Désordres fonciers, audiences foraines à Marie-Galante, situation de saturation au centre pénitentiaire de Baie-Mahault au programme de la deuxième réunion du conseil de juridiction de Pointe-à-Pitre.
Instance de dialogue entre l’institution judiciaire et ses partenaires, le conseil de juridiction de Pointe-à-Pitre favorise une mobilisation collective autour de la prévention de la délinquance, de l’accompagnement des jeunes et de la réinsertion des personnes condamnées pour construire des réponses coordonnées aux enjeux du territoire.
Organisée au tribunal judiciaire de Pointe-à-Pitre avec les représentants des collectivités territoriales, des services de l’État, des forces de sécurité intérieure, de l’administration pénitentiaire, des associations et des partenaires institutionnels, la réunion du conseil de juridiction de Pointe-à-Pitre a permis d’échanger avec les acteurs du territoire sur « des thématiques qui dépassent le champ judiciaire. »
Au bilan des actions menées, figurait la réduction des délais de règlement des désordres fonciers.
Depuis le premier conseil de juridiction du 30 avril 2025, le tribunal judiciaire de Pointe-à-Pitre a engagé plusieurs actions afin d’améliorer le traitement des désordres fonciers et de réduire les délais de règlement des situations d’indivision, qui constituent un frein au traitement de l’habitat dégradé, au renouvellement urbain et à l’aménagement du territoire.

Des désordres fonciers aux multiples incidences
« Parmi les mesures mises en œuvre figurent la revue régulière des dossiers anciens par le juge commis aux partages, le renforcement de la coopération entre le tribunal judiciaire, la chambre des notaires et le barreau à travers une convention partenariale, ainsi que le développement de la médiation patrimoniale par un avocat et de la conciliation menée par un juge commis afin de favoriser des règlements plus rapides. »
Pour rappel, les désordres fonciers peuvent entraîner des conséquences sur la sécurité et la tranquillité publiques, notamment par la dégradation de certains biens et l’apparition de situations d’occupation illicite, pouvant favoriser le développement de phénomènes de délinquance tels que les trafics de stupéfiants ou la prostitution.
Par ailleurs, le tribunal judiciaire poursuit ses travaux pour la création d’un pôle spécialisé dans le contentieux foncier en Guadeloupe, afin « de renforcer l’expertise judiciaire et d’améliorer encore le traitement de ces dossiers. »

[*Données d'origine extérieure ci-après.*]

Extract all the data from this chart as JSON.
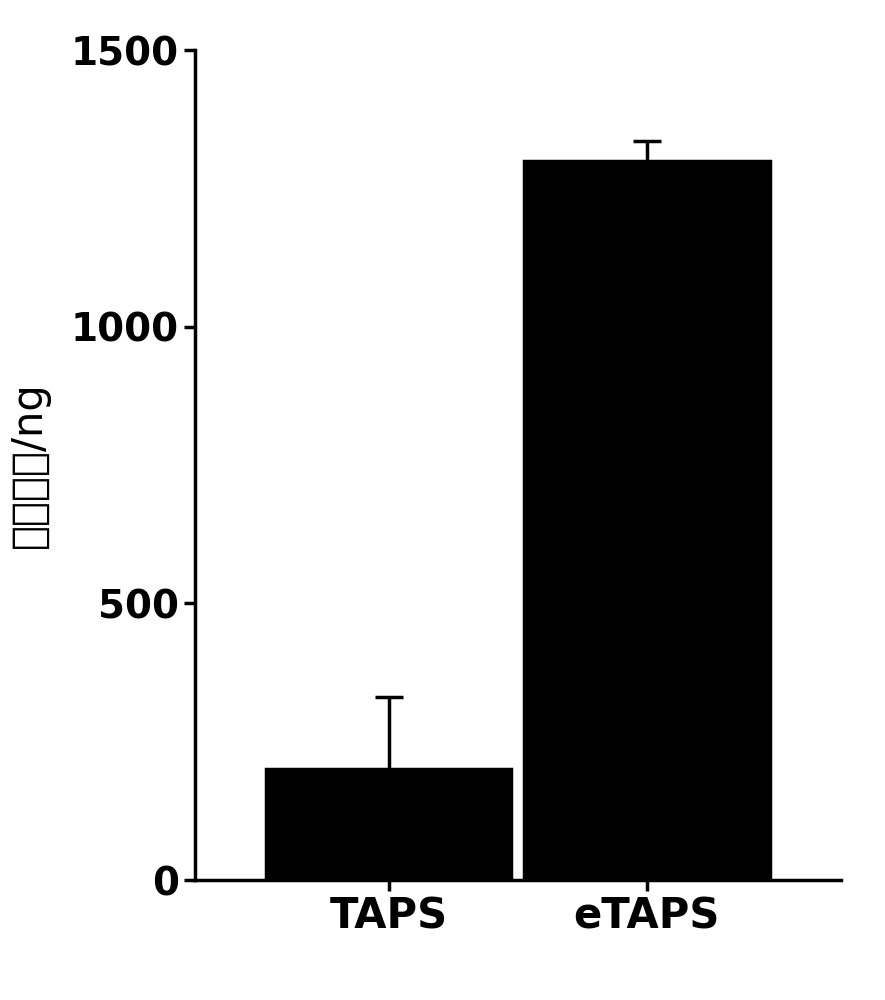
{
  "categories": [
    "TAPS",
    "eTAPS"
  ],
  "values": [
    200,
    1300
  ],
  "errors": [
    130,
    35
  ],
  "bar_color": "#000000",
  "ylabel": "文库产量/ng",
  "ylim": [
    0,
    1500
  ],
  "yticks": [
    0,
    500,
    1000,
    1500
  ],
  "bar_width": 0.38,
  "background_color": "#ffffff",
  "ylabel_fontsize": 30,
  "tick_fontsize": 28,
  "xlabel_fontsize": 30,
  "linewidth": 2.5,
  "capsize": 10
}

Bilan positif pour les audiences foraines à Marie-Galante
Le tribunal judiciaire de Pointe-à-Pitre poursuit sa démarche de rapprochement de la justice avec les citoyens grâce aux audiences foraines pénales organisées à Grand-Bourg de Marie-Galante qui permet aux magistrats et aux greffiers de tenir des audiences au plus près des justiciables une fois par semestre, en limitant leurs déplacements vers Pointe-à-Pitre.

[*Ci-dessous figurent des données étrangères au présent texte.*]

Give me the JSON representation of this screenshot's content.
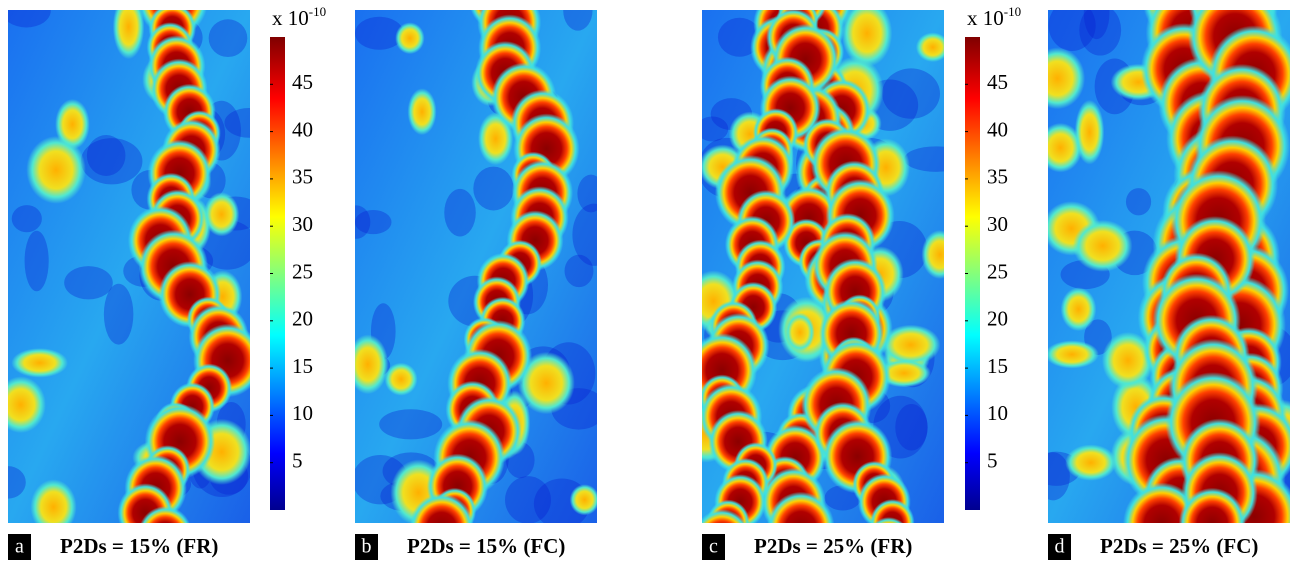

Fort d’un bilan positif, le tribunal souhaite développer « une offre de justice civile avec des audiences de conciliation conduites par un juge commis, permettant d’homologuer sur place les accords conclus entre les parties. » La prochaine audience foraine pénale est prévue le 27 novembre 2026.

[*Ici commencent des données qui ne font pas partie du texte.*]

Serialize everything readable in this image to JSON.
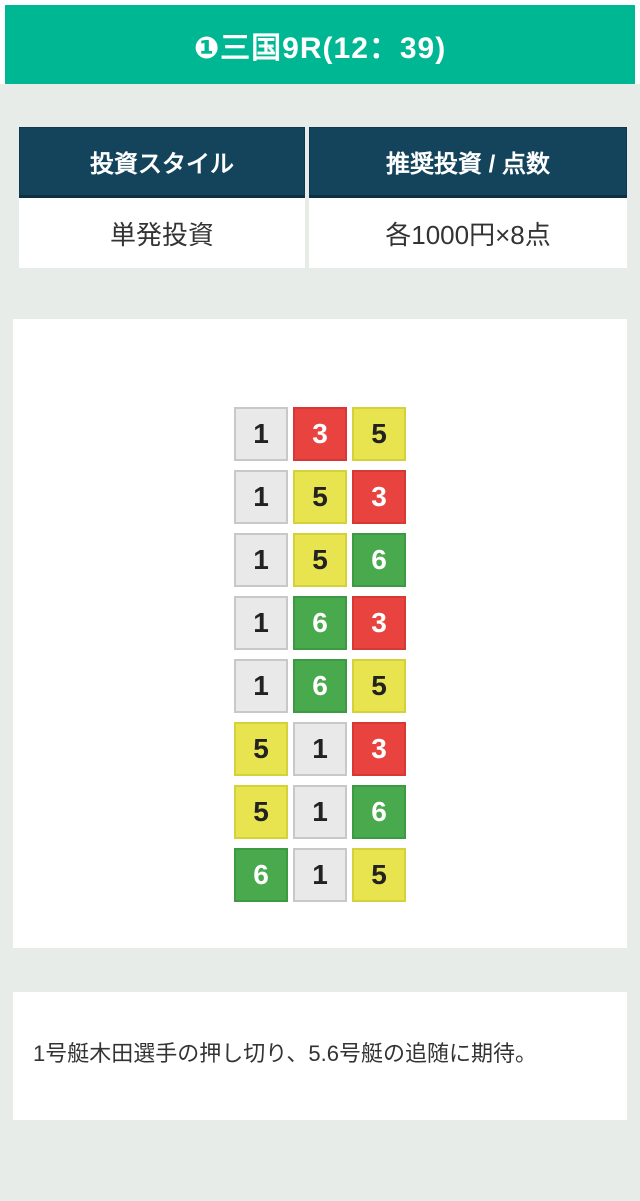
{
  "header": {
    "title": "❶三国9R(12：39)"
  },
  "invest_table": {
    "columns": [
      {
        "header": "投資スタイル",
        "value": "単発投資"
      },
      {
        "header": "推奨投資 / 点数",
        "value": "各1000円×8点"
      }
    ]
  },
  "predictions": {
    "rows": [
      [
        "1",
        "3",
        "5"
      ],
      [
        "1",
        "5",
        "3"
      ],
      [
        "1",
        "5",
        "6"
      ],
      [
        "1",
        "6",
        "3"
      ],
      [
        "1",
        "6",
        "5"
      ],
      [
        "5",
        "1",
        "3"
      ],
      [
        "5",
        "1",
        "6"
      ],
      [
        "6",
        "1",
        "5"
      ]
    ]
  },
  "tile_styles": {
    "1": {
      "bg": "#e9e9e9",
      "border": "#c8c8c8",
      "text": "#222222"
    },
    "3": {
      "bg": "#e94340",
      "border": "#d63834",
      "text": "#ffffff"
    },
    "5": {
      "bg": "#e8e44f",
      "border": "#d5d13b",
      "text": "#222222"
    },
    "6": {
      "bg": "#49a94d",
      "border": "#3d9a42",
      "text": "#ffffff"
    }
  },
  "comment": {
    "text": "1号艇木田選手の押し切り、5.6号艇の追随に期待。"
  },
  "colors": {
    "header_bg": "#00b794",
    "section_bg": "#e8ece9",
    "table_header_bg": "#14445c"
  }
}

270 détenus en surnombre à Baie-Mahault
La « saturation complète » du centre pénitentiaire de Baie-Mahault a été évoquée par le conseil de juridiction de Pointe-à-Pitre. Une situation « particulièrement préoccupante » avec un taux d’occupation atteignant 256 %. Conçu pour accueillir 173 personnes en maison d’arrêt, l’établissement compte aujourd’hui 443 détenus, avec 190 matelas au sol, soit 270 personnes détenues en surnombre.

« Cette situation, en lien avec une criminalité importante sur le territoire, entraîne des conséquences majeures sur les conditions de détention, la sécurité de l’établissement, les conditions de travail des personnels ainsi que sur l’exécution des peines et les perspectives de réinsertion. »
Afin de limiter les effets de cette saturation, plusieurs leviers sont mobilisés :
- une politique particulièrement soutenue d’aménagement des peines (57 % de mesures d’aménagement accordées en 2025, contre environ 40 % au niveau national),
- l’examen accéléré des demandes d’aménagement de peine, l’organisation de 41 transferts de personnes détenues en 2025 vers d’autres établissements
- le renforcement des dispositifs d’accompagnement à la réinsertion.
L’extension du centre pénitentiaire prévoit la création de deux nouveaux bâtiments de 300 places d’ici 2028.